After leaving the Cowboy Museum in Oakdale we stopped at the sandwich shop and got ourselves some lunch to take with us to Knights Ferry. Upon arriving at Knights Ferry we were looking forward to eating our lunch at the picnic table near the river. We no more sat down and started to unwrap our sandwiches when we were invaded by bees. We were so bummed and quickly jumped back in the car with the windows rolled up and the air conditioner going and ate our lunch.
After filling our bellies and surviving the bee invasion we headed down the short trail to the ruins of Knights Ferry flour mill/hydroelectric plant and the covered bridge.
Knights Ferry was first settled by Dr. William Knight in the spring of 1849. Dr. Knight, being a doctor was also a prominent fur trader that founded other towns in Northern California such as Knights Landing. The site of Knights Ferry was chosen as a good location to establish a ferry that would cross the Stanislaus River, and provide Knight a profitable venture in a yet undeveloped part of California. Knight partnered with a local named James Vantine, and with the help of an old whaling vessel, they built a ferry. Located between the port of Stockton and the Sierra foothills which were rich at the time in gold, Knights Ferry became a hot-spot to cross the river during the gold rush. Unfortunately for Dr. Knight, he was murdered in the middle of town in late 1849. After Knight’s death, James Vantine operated the ferry alone until he formed a new partnership with John and Lewis Dent, brothers to President Ulysses S. Grants wife, Julia Grant. In the late 1850’s a man named David Locke built a flour mill and eventually bought out the Dent brothers and retained control of crossing the Stanislaus at Knights Ferry. Instead of keeping the ferry, Locke suggested the idea of putting in a bridge and in early 1857 the first bridge spanning over the river in Knights Ferry opened. During the spring of 1862 with a heavy winter and early warm spring rains created an abundance of water in the Stanislaus River, and flood waters raged through Knights Ferry at levels that nearly reached the tops of the cliffs. The bridge was built sturdily, and the water did not take it down, but upriver the bridge at two-mile bar was not built as well and it washed down and destroyed the Knights Ferry Bridge along with the flour mill. In 1863 a new mill was built by David Tulloch as well as the present-day Knights Ferry covered bridge, it spans 330 feet and is the longest covered bridge west of the Mississippi. At the turn of the century, Charles Tulloch, David’s son converted the flour mill into a hydroelectric plant.
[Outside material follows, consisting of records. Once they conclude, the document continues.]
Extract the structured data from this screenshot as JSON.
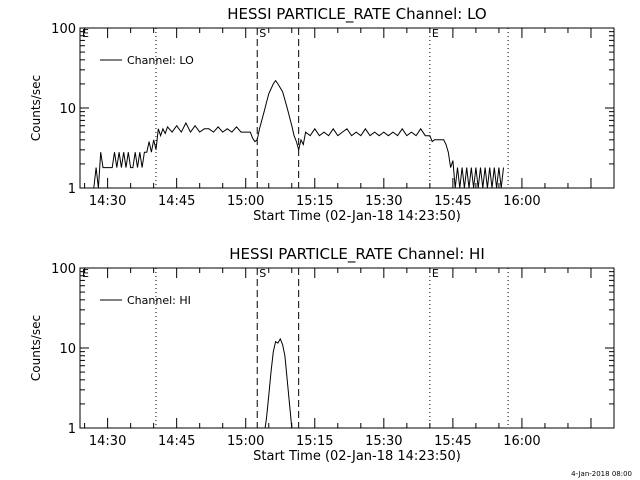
{
  "footer": {
    "stamp": "4-Jan-2018 08:00"
  },
  "chart_data": [
    {
      "type": "line",
      "title": "HESSI PARTICLE_RATE Channel: LO",
      "xlabel": "Start Time (02-Jan-18 14:23:50)",
      "ylabel": "Counts/sec",
      "yscale": "log",
      "ylim": [
        1,
        100
      ],
      "xlim_minutes": [
        24.0,
        140.0
      ],
      "x_tick_labels": [
        "14:30",
        "14:45",
        "15:00",
        "15:15",
        "15:30",
        "15:45",
        "16:00"
      ],
      "y_tick_labels": [
        "1",
        "10",
        "100"
      ],
      "legend": {
        "position": "top-left",
        "entries": [
          "Channel: LO"
        ]
      },
      "markers": [
        {
          "label": "E",
          "minute": 24.0,
          "style": "none"
        },
        {
          "label": "",
          "minute": 40.5,
          "style": "dotted"
        },
        {
          "label": "S",
          "minute": 62.5,
          "style": "dashed"
        },
        {
          "label": "",
          "minute": 71.5,
          "style": "dashed"
        },
        {
          "label": "E",
          "minute": 100.0,
          "style": "dotted"
        },
        {
          "label": "",
          "minute": 117.0,
          "style": "dotted"
        }
      ],
      "series": [
        {
          "name": "Channel: LO",
          "x": [
            27.0,
            27.5,
            28.0,
            28.5,
            29.0,
            29.5,
            30.0,
            30.5,
            31.0,
            31.5,
            32.0,
            32.5,
            33.0,
            33.5,
            34.0,
            34.5,
            35.0,
            35.5,
            36.0,
            36.5,
            37.0,
            37.5,
            38.0,
            38.5,
            39.0,
            39.5,
            40.0,
            40.5,
            41.0,
            41.5,
            42.0,
            42.5,
            43.0,
            44.0,
            45.0,
            46.0,
            47.0,
            48.0,
            49.0,
            50.0,
            51.0,
            52.0,
            53.0,
            54.0,
            55.0,
            56.0,
            57.0,
            58.0,
            59.0,
            60.0,
            61.0,
            61.5,
            62.0,
            62.5,
            63.0,
            64.0,
            65.0,
            66.0,
            66.5,
            67.0,
            68.0,
            69.0,
            70.0,
            70.5,
            71.0,
            71.5,
            72.0,
            72.5,
            73.0,
            74.0,
            75.0,
            76.0,
            77.0,
            78.0,
            79.0,
            80.0,
            81.0,
            82.0,
            83.0,
            84.0,
            85.0,
            86.0,
            87.0,
            88.0,
            89.0,
            90.0,
            91.0,
            92.0,
            93.0,
            94.0,
            95.0,
            96.0,
            97.0,
            98.0,
            99.0,
            100.0,
            100.5,
            101.0,
            102.0,
            103.0,
            103.5,
            104.0,
            104.5,
            105.0,
            105.5,
            106.0,
            106.5,
            107.0,
            107.5,
            108.0,
            108.5,
            109.0,
            109.5,
            110.0,
            110.5,
            111.0,
            111.5,
            112.0,
            112.5,
            113.0,
            113.5,
            114.0,
            114.5,
            115.0,
            115.5,
            116.0
          ],
          "y": [
            1.0,
            1.8,
            1.0,
            2.8,
            1.8,
            1.8,
            1.8,
            1.8,
            1.8,
            2.8,
            1.8,
            2.8,
            1.8,
            2.8,
            1.8,
            2.8,
            1.8,
            1.8,
            2.8,
            1.8,
            2.8,
            1.8,
            2.8,
            2.8,
            3.8,
            2.8,
            4.0,
            3.0,
            5.5,
            4.5,
            5.5,
            4.8,
            5.8,
            5.0,
            6.0,
            5.0,
            6.5,
            5.0,
            6.0,
            5.0,
            5.5,
            5.5,
            5.0,
            5.8,
            5.0,
            5.5,
            5.0,
            5.8,
            5.0,
            5.0,
            5.0,
            4.2,
            3.8,
            4.0,
            5.5,
            9.0,
            15.0,
            20.0,
            22.0,
            20.0,
            16.0,
            10.0,
            6.0,
            4.5,
            3.8,
            3.0,
            4.0,
            3.5,
            5.0,
            4.5,
            5.5,
            4.5,
            5.0,
            4.5,
            5.5,
            4.5,
            5.0,
            5.5,
            4.5,
            5.0,
            4.5,
            5.5,
            4.5,
            5.0,
            4.5,
            5.0,
            4.5,
            5.0,
            4.5,
            5.5,
            4.5,
            5.0,
            4.5,
            5.5,
            4.5,
            4.5,
            3.8,
            4.0,
            4.0,
            4.0,
            3.5,
            2.8,
            1.8,
            2.2,
            1.0,
            1.8,
            1.0,
            1.8,
            1.0,
            1.8,
            1.0,
            1.8,
            1.0,
            1.8,
            1.0,
            1.8,
            1.0,
            1.8,
            1.0,
            1.8,
            1.0,
            1.8,
            1.0,
            1.8,
            1.0,
            1.8
          ]
        }
      ]
    },
    {
      "type": "line",
      "title": "HESSI PARTICLE_RATE Channel: HI",
      "xlabel": "Start Time (02-Jan-18 14:23:50)",
      "ylabel": "Counts/sec",
      "yscale": "log",
      "ylim": [
        1,
        100
      ],
      "xlim_minutes": [
        24.0,
        140.0
      ],
      "x_tick_labels": [
        "14:30",
        "14:45",
        "15:00",
        "15:15",
        "15:30",
        "15:45",
        "16:00"
      ],
      "y_tick_labels": [
        "1",
        "10",
        "100"
      ],
      "legend": {
        "position": "top-left",
        "entries": [
          "Channel: HI"
        ]
      },
      "markers": [
        {
          "label": "E",
          "minute": 24.0,
          "style": "none"
        },
        {
          "label": "",
          "minute": 40.5,
          "style": "dotted"
        },
        {
          "label": "S",
          "minute": 62.5,
          "style": "dashed"
        },
        {
          "label": "",
          "minute": 71.5,
          "style": "dashed"
        },
        {
          "label": "E",
          "minute": 100.0,
          "style": "dotted"
        },
        {
          "label": "",
          "minute": 117.0,
          "style": "dotted"
        }
      ],
      "series": [
        {
          "name": "Channel: HI",
          "x": [
            64.2,
            64.5,
            65.0,
            65.5,
            66.0,
            66.5,
            67.0,
            67.5,
            68.0,
            68.5,
            69.0,
            69.5,
            70.0
          ],
          "y": [
            1.0,
            1.3,
            2.5,
            5.0,
            9.0,
            12.0,
            11.5,
            13.0,
            11.0,
            8.0,
            4.0,
            2.0,
            1.0
          ]
        }
      ]
    }
  ]
}
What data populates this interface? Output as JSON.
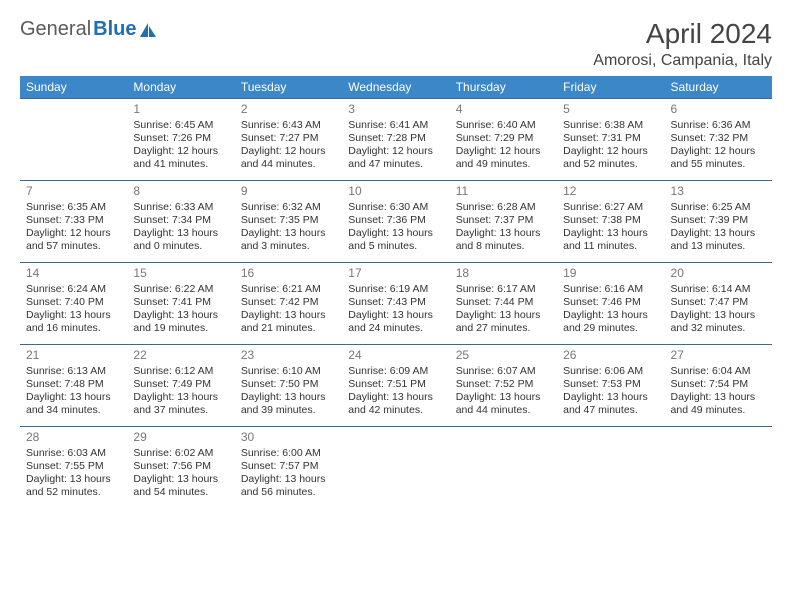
{
  "logo": {
    "part1": "General",
    "part2": "Blue"
  },
  "title": "April 2024",
  "location": "Amorosi, Campania, Italy",
  "colors": {
    "header_bg": "#3b87c8",
    "header_text": "#ffffff",
    "row_border": "#3b6a91",
    "daynum": "#777777",
    "body_text": "#333333",
    "logo_gray": "#5a5a5a",
    "logo_blue": "#1f6fb2"
  },
  "weekdays": [
    "Sunday",
    "Monday",
    "Tuesday",
    "Wednesday",
    "Thursday",
    "Friday",
    "Saturday"
  ],
  "grid": [
    [
      null,
      {
        "n": "1",
        "sr": "6:45 AM",
        "ss": "7:26 PM",
        "dl": "12 hours and 41 minutes."
      },
      {
        "n": "2",
        "sr": "6:43 AM",
        "ss": "7:27 PM",
        "dl": "12 hours and 44 minutes."
      },
      {
        "n": "3",
        "sr": "6:41 AM",
        "ss": "7:28 PM",
        "dl": "12 hours and 47 minutes."
      },
      {
        "n": "4",
        "sr": "6:40 AM",
        "ss": "7:29 PM",
        "dl": "12 hours and 49 minutes."
      },
      {
        "n": "5",
        "sr": "6:38 AM",
        "ss": "7:31 PM",
        "dl": "12 hours and 52 minutes."
      },
      {
        "n": "6",
        "sr": "6:36 AM",
        "ss": "7:32 PM",
        "dl": "12 hours and 55 minutes."
      }
    ],
    [
      {
        "n": "7",
        "sr": "6:35 AM",
        "ss": "7:33 PM",
        "dl": "12 hours and 57 minutes."
      },
      {
        "n": "8",
        "sr": "6:33 AM",
        "ss": "7:34 PM",
        "dl": "13 hours and 0 minutes."
      },
      {
        "n": "9",
        "sr": "6:32 AM",
        "ss": "7:35 PM",
        "dl": "13 hours and 3 minutes."
      },
      {
        "n": "10",
        "sr": "6:30 AM",
        "ss": "7:36 PM",
        "dl": "13 hours and 5 minutes."
      },
      {
        "n": "11",
        "sr": "6:28 AM",
        "ss": "7:37 PM",
        "dl": "13 hours and 8 minutes."
      },
      {
        "n": "12",
        "sr": "6:27 AM",
        "ss": "7:38 PM",
        "dl": "13 hours and 11 minutes."
      },
      {
        "n": "13",
        "sr": "6:25 AM",
        "ss": "7:39 PM",
        "dl": "13 hours and 13 minutes."
      }
    ],
    [
      {
        "n": "14",
        "sr": "6:24 AM",
        "ss": "7:40 PM",
        "dl": "13 hours and 16 minutes."
      },
      {
        "n": "15",
        "sr": "6:22 AM",
        "ss": "7:41 PM",
        "dl": "13 hours and 19 minutes."
      },
      {
        "n": "16",
        "sr": "6:21 AM",
        "ss": "7:42 PM",
        "dl": "13 hours and 21 minutes."
      },
      {
        "n": "17",
        "sr": "6:19 AM",
        "ss": "7:43 PM",
        "dl": "13 hours and 24 minutes."
      },
      {
        "n": "18",
        "sr": "6:17 AM",
        "ss": "7:44 PM",
        "dl": "13 hours and 27 minutes."
      },
      {
        "n": "19",
        "sr": "6:16 AM",
        "ss": "7:46 PM",
        "dl": "13 hours and 29 minutes."
      },
      {
        "n": "20",
        "sr": "6:14 AM",
        "ss": "7:47 PM",
        "dl": "13 hours and 32 minutes."
      }
    ],
    [
      {
        "n": "21",
        "sr": "6:13 AM",
        "ss": "7:48 PM",
        "dl": "13 hours and 34 minutes."
      },
      {
        "n": "22",
        "sr": "6:12 AM",
        "ss": "7:49 PM",
        "dl": "13 hours and 37 minutes."
      },
      {
        "n": "23",
        "sr": "6:10 AM",
        "ss": "7:50 PM",
        "dl": "13 hours and 39 minutes."
      },
      {
        "n": "24",
        "sr": "6:09 AM",
        "ss": "7:51 PM",
        "dl": "13 hours and 42 minutes."
      },
      {
        "n": "25",
        "sr": "6:07 AM",
        "ss": "7:52 PM",
        "dl": "13 hours and 44 minutes."
      },
      {
        "n": "26",
        "sr": "6:06 AM",
        "ss": "7:53 PM",
        "dl": "13 hours and 47 minutes."
      },
      {
        "n": "27",
        "sr": "6:04 AM",
        "ss": "7:54 PM",
        "dl": "13 hours and 49 minutes."
      }
    ],
    [
      {
        "n": "28",
        "sr": "6:03 AM",
        "ss": "7:55 PM",
        "dl": "13 hours and 52 minutes."
      },
      {
        "n": "29",
        "sr": "6:02 AM",
        "ss": "7:56 PM",
        "dl": "13 hours and 54 minutes."
      },
      {
        "n": "30",
        "sr": "6:00 AM",
        "ss": "7:57 PM",
        "dl": "13 hours and 56 minutes."
      },
      null,
      null,
      null,
      null
    ]
  ],
  "labels": {
    "sunrise": "Sunrise: ",
    "sunset": "Sunset: ",
    "daylight": "Daylight: "
  }
}
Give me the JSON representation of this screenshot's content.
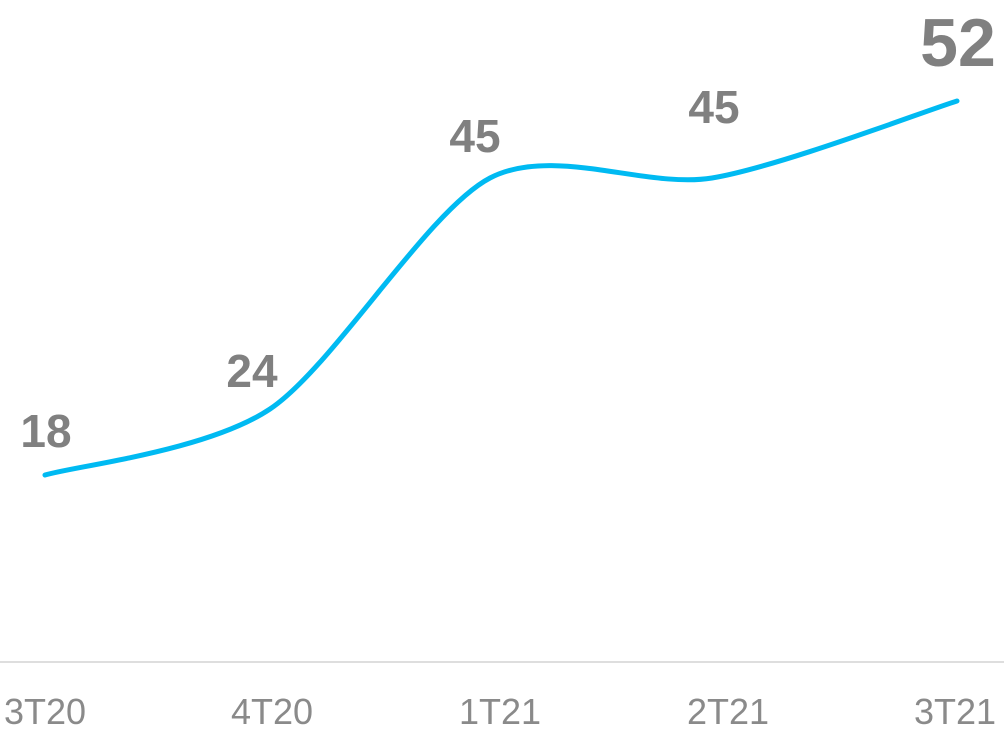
{
  "chart_data": {
    "type": "line",
    "title": "",
    "xlabel": "",
    "ylabel": "",
    "categories": [
      "3T20",
      "4T20",
      "1T21",
      "2T21",
      "3T21"
    ],
    "series": [
      {
        "values": [
          18,
          24,
          45,
          45,
          52
        ],
        "color": "#00baf2",
        "highlight_last": true
      }
    ],
    "label_color": "#808080",
    "highlight_color": "#00aee8",
    "axis_color": "#dedede",
    "grid": false,
    "legend": "none"
  }
}
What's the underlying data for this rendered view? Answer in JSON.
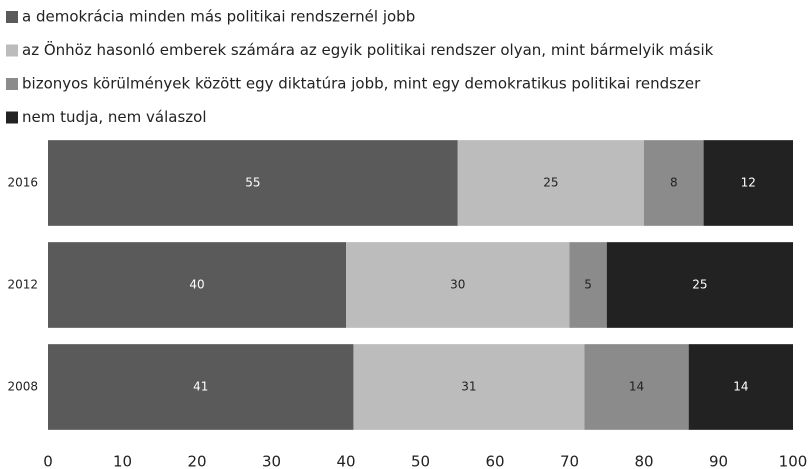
{
  "chart_data": {
    "type": "stacked_barh",
    "categories": [
      "2016",
      "2012",
      "2008"
    ],
    "series": [
      {
        "name": "a demokrácia minden más politikai rendszernél jobb",
        "color": "#5a5a5a",
        "values": [
          55,
          40,
          41
        ]
      },
      {
        "name": "az Önhöz hasonló emberek számára az egyik politikai rendszer olyan, mint bármelyik másik",
        "color": "#bcbcbc",
        "values": [
          25,
          30,
          31
        ]
      },
      {
        "name": "bizonyos körülmények között egy diktatúra jobb, mint egy demokratikus politikai rendszer",
        "color": "#8b8b8b",
        "values": [
          8,
          5,
          14
        ]
      },
      {
        "name": "nem tudja, nem válaszol",
        "color": "#222222",
        "values": [
          12,
          25,
          14
        ]
      }
    ],
    "xlim": [
      0,
      100
    ],
    "xticks": [
      0,
      10,
      20,
      30,
      40,
      50,
      60,
      70,
      80,
      90,
      100
    ],
    "legend": "top",
    "grid": false
  }
}
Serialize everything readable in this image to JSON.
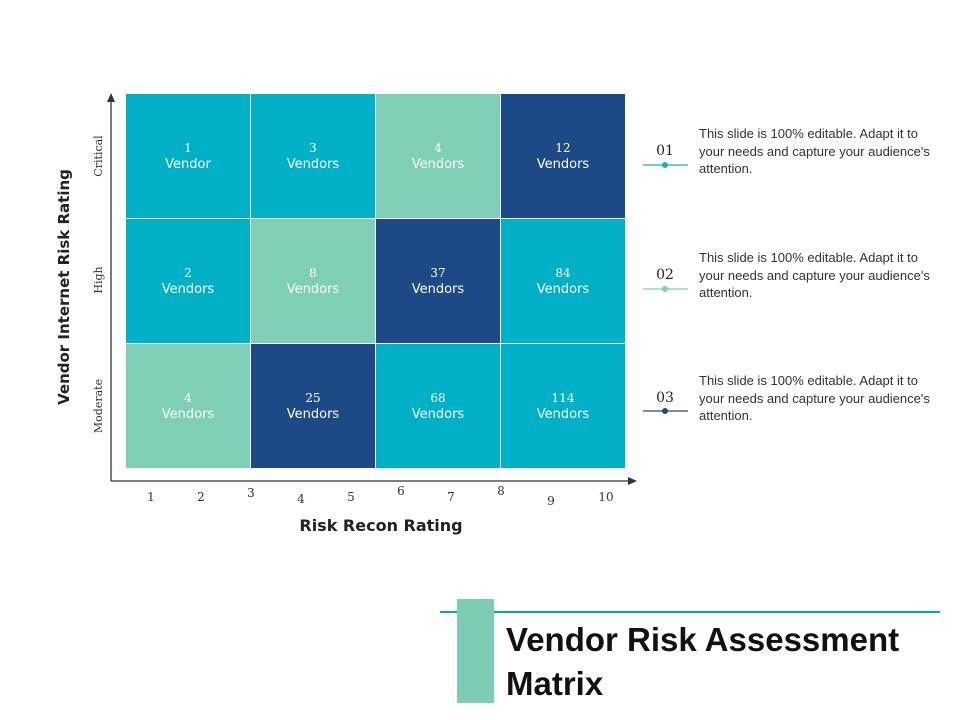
{
  "title": "Vendor Risk Assessment Matrix",
  "colors": {
    "teal": "#00b0c7",
    "mint": "#7ecfb5",
    "navy": "#1d4a86",
    "accent_line": "#00a7bd"
  },
  "y_axis": {
    "title": "Vendor Internet Risk Rating",
    "rows": [
      "Critical",
      "High",
      "Moderate"
    ]
  },
  "x_axis": {
    "title": "Risk Recon Rating",
    "ticks": [
      "1",
      "2",
      "3",
      "4",
      "5",
      "6",
      "7",
      "8",
      "9",
      "10"
    ]
  },
  "matrix": [
    [
      {
        "num": "1",
        "label": "Vendor",
        "color": "teal"
      },
      {
        "num": "3",
        "label": "Vendors",
        "color": "teal"
      },
      {
        "num": "4",
        "label": "Vendors",
        "color": "mint"
      },
      {
        "num": "12",
        "label": "Vendors",
        "color": "navy"
      }
    ],
    [
      {
        "num": "2",
        "label": "Vendors",
        "color": "teal"
      },
      {
        "num": "8",
        "label": "Vendors",
        "color": "mint"
      },
      {
        "num": "37",
        "label": "Vendors",
        "color": "navy"
      },
      {
        "num": "84",
        "label": "Vendors",
        "color": "teal"
      }
    ],
    [
      {
        "num": "4",
        "label": "Vendors",
        "color": "mint"
      },
      {
        "num": "25",
        "label": "Vendors",
        "color": "navy"
      },
      {
        "num": "68",
        "label": "Vendors",
        "color": "teal"
      },
      {
        "num": "114",
        "label": "Vendors",
        "color": "teal"
      }
    ]
  ],
  "notes": [
    {
      "number": "01",
      "text": "This slide is 100% editable. Adapt it to your needs and capture your audience's attention.",
      "color": "#1fa9b8"
    },
    {
      "number": "02",
      "text": "This slide is 100% editable. Adapt it to your needs and capture your audience's attention.",
      "color": "#7ecfb5"
    },
    {
      "number": "03",
      "text": "This slide is 100% editable. Adapt it to your needs and capture your audience's attention.",
      "color": "#1d4a86"
    }
  ]
}
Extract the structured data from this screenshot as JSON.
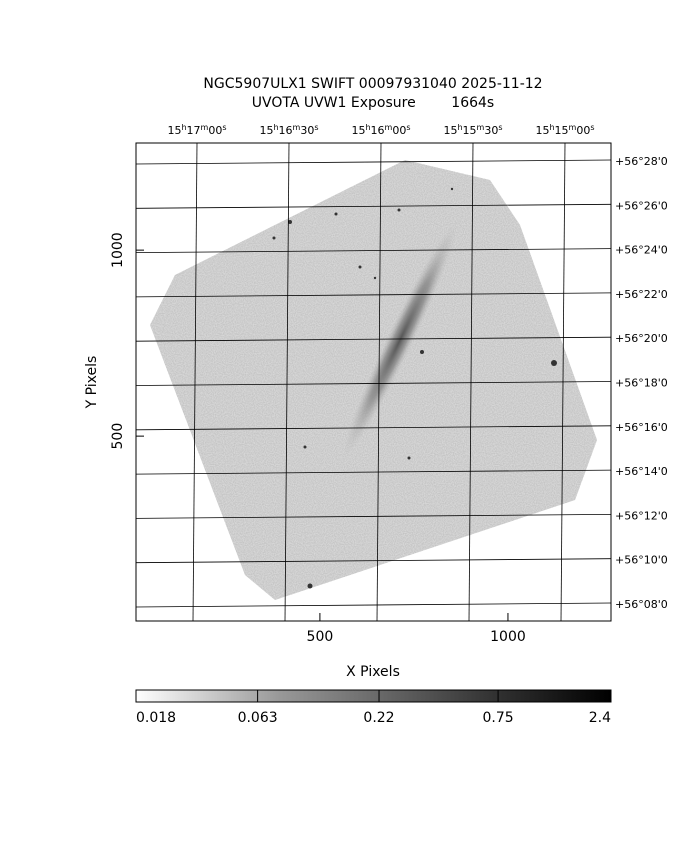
{
  "chart_data": {
    "type": "image",
    "title": "NGC5907ULX1 SWIFT 00097931040 2025-11-12",
    "subtitle": "UVOTA UVW1 Exposure        1664s",
    "x_label": "X Pixels",
    "y_label": "Y Pixels",
    "xlim": [
      11,
      1274
    ],
    "ylim": [
      3,
      1288
    ],
    "xticks": [
      500,
      1000
    ],
    "yticks": [
      500,
      1000
    ],
    "top_axis_labels": [
      "15h17m00s",
      "15h16m30s",
      "15h16m00s",
      "15h15m30s",
      "15h15m00s"
    ],
    "right_axis_labels": [
      "+56°28'0",
      "+56°26'0",
      "+56°24'0",
      "+56°22'0",
      "+56°20'0",
      "+56°18'0",
      "+56°16'0",
      "+56°14'0",
      "+56°12'0",
      "+56°10'0",
      "+56°08'0"
    ],
    "colorbar": {
      "ticks": [
        0.018,
        0.063,
        0.22,
        0.75,
        2.4
      ],
      "log": true
    }
  }
}
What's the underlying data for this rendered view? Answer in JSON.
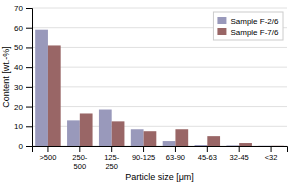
{
  "chart_data": {
    "type": "bar",
    "categories": [
      ">500",
      "250-\n500",
      "125-\n250",
      "90-125",
      "63-90",
      "45-63",
      "32-45",
      "<32"
    ],
    "series": [
      {
        "name": "Sample F-2/6",
        "color": "#9999bb",
        "values": [
          59,
          13,
          18.5,
          8.5,
          2.5,
          0.5,
          0.3,
          0.1
        ]
      },
      {
        "name": "Sample F-7/6",
        "color": "#996666",
        "values": [
          51,
          16.5,
          12.5,
          7.5,
          8.5,
          5,
          1.5,
          0.1
        ]
      }
    ],
    "xlabel": "Particle size [μm]",
    "ylabel": "Content [wt.-%]",
    "ylim": [
      0,
      70
    ],
    "yticks": [
      0,
      10,
      20,
      30,
      40,
      50,
      60,
      70
    ],
    "grid": true,
    "legend": "upper right"
  }
}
This was Californias first hydroelectric plant and what you see today are the ruins of that plant. The covered bridge was closed to auto traffic in 1981 and is accessible to cross on foot.
Many of the relics of the gold-rush, the old mill, the covered bridge, the fire station, as well as the general store and hotel, can still be seen in present day Knights Ferry. The general store has been in operation for over 100 years as well as the local bed and breakfast.